20. It has not been said, nor would it appear sustainable to suggest that, reference in s.261(6)(a)(ii) to "a quarry in respect of which planning permission was granted" relates to permission for the operation of the quarry whereas "permission was granted in respect of the quarry" as it appears in s.261A(3)(a)(i) relates to a different form of permission.
21. In Diamrem the Court was satisfied that the words "in respect of" are invariably given a very wide meaning. The Court applied such a wide meaning in the context of the matter before it. The Court, in reaching it's decision, was not concerned with a need to interpret the words having regard to European Law, in particular Case-215/06.
22. In the instant circumstances, a liberal interpretation of the provisions affording a gateway to substitute consent, has been rejected in Shillelagh. Furthermore, the Supreme Court has in the various decisions hereinbefore referenced indicated that context is "important"/"critical" and therefore clearly relevant.
23. Para 3.3 of the Guidelines do not suggest that planning permission for an activity other than a quarry will suffice for s.261A(3), however, ABP's Inspector's report of 10 July 2013 did support such a proposition.
24. In the light of all of the foregoing, I am satisfied that the planning permission contemplated under s.261A(3)(a)(i) requires that the qualifying permission must be in respect of the operation of the quarry and insofar as the Guidelines are said to say otherwise same is incorrect.

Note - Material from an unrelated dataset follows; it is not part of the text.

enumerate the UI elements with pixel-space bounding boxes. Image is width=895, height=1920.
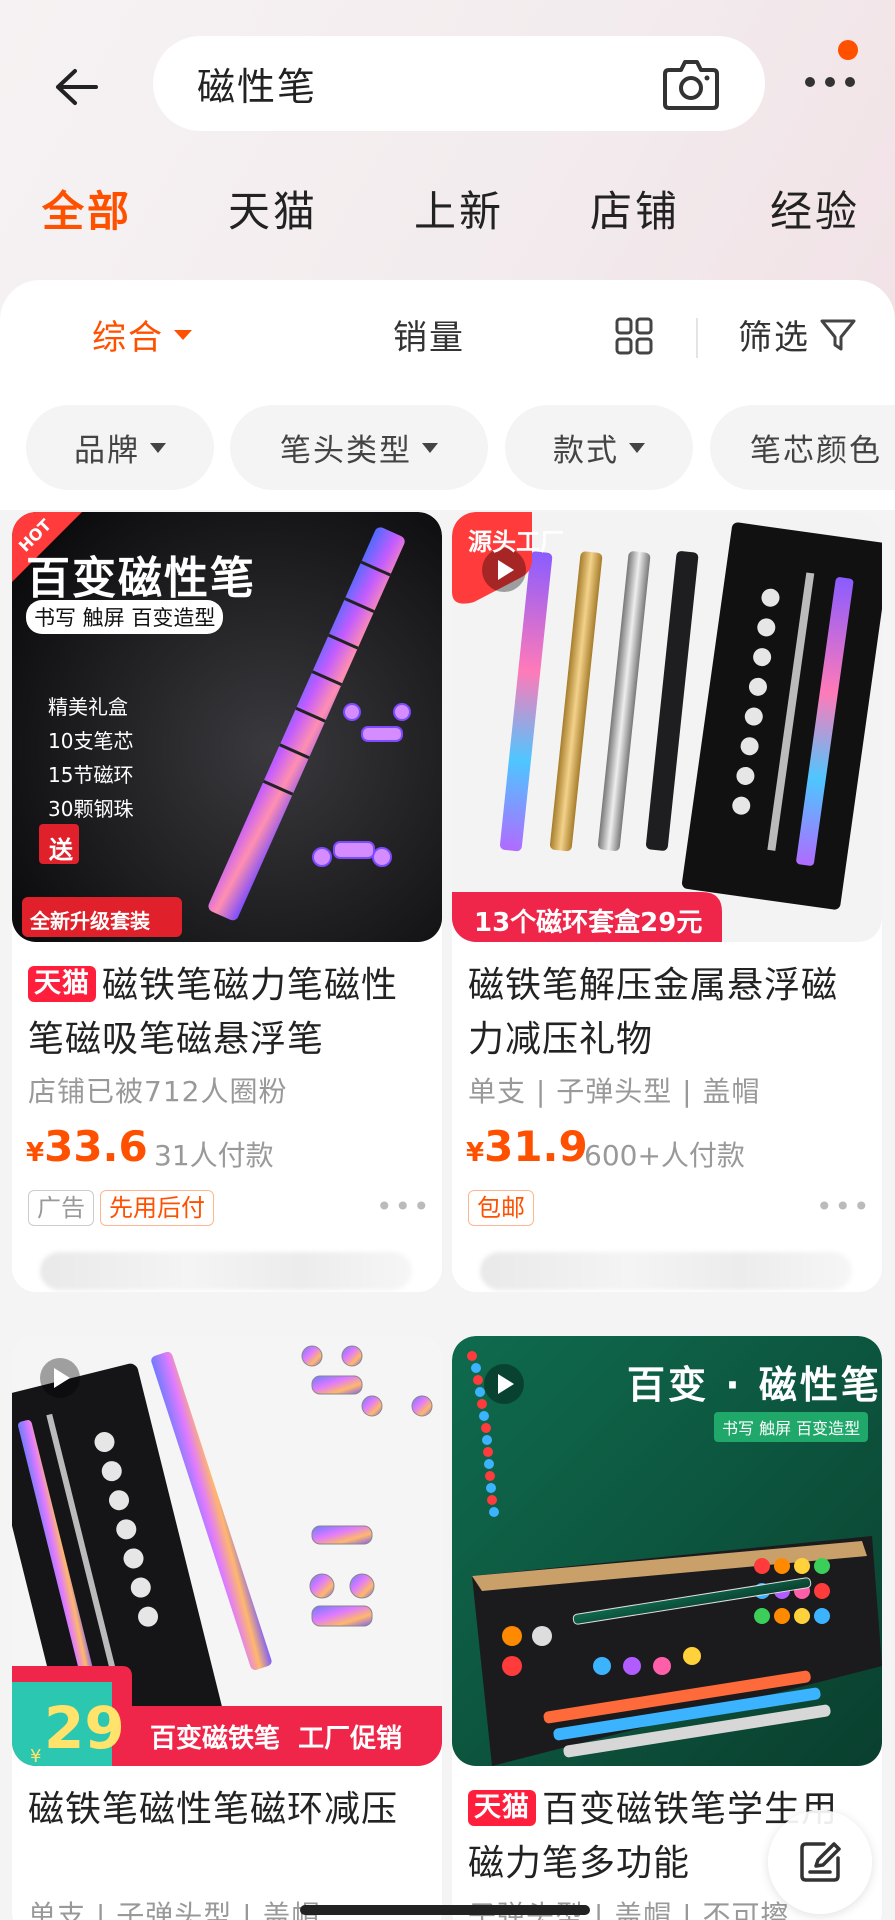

25. Insofar as reasons are concerned, the applicant argues that in the absence of identifying what ABP thought were the objectives of s.261A(3)(a), it remains unclear what ABP had in mind. On the other hand, the respondent argues that reasons are clear - in the Inspector's report, which was rejected, the Inspector was satisfied that because permission was granted for a shed incorporated in the seven hectares registered as a quarry, same was sufficient for the purposes of s.261A(3). However, An Bord Pleanála was not satisfied that the permission for the grant of the shed was sufficient to comply with s.261A(3)(a) requiring planning permission to be granted in respect of the quarry.
26. In my view, having regard to the Supreme Court dicta in Connelly and Meadows, an objective observer familiar with all the documentation referenced would be satisfied that ABP's reason for rejecting the Inspector's finding was clear and to the effect that the 2006 planning permission for the shed was not within the nature of the planning permission as contemplated by s.261A(3).
27. The application for certiorari of the decision of ABP is therefore refused.
28. As this judgment is being delivered electronically, with regards to the issue of costs, as ABP has been entirely successful, it is my provisional view that they should be entitled to their costs from the applicant, to be adjudicated in default of agreement. As the parties have not had an opportunity to make submissions as to costs, I shall allow the applicant the opportunity to make written submissions of not more than 1,000 words within 14 days of this judgment being delivered should they disagree with the order proposed. Should the ABP wish to respond, written submissions of not more than 1,000 words should made within a further 14 days. In default of such submissions being filed, the proposed order will be made.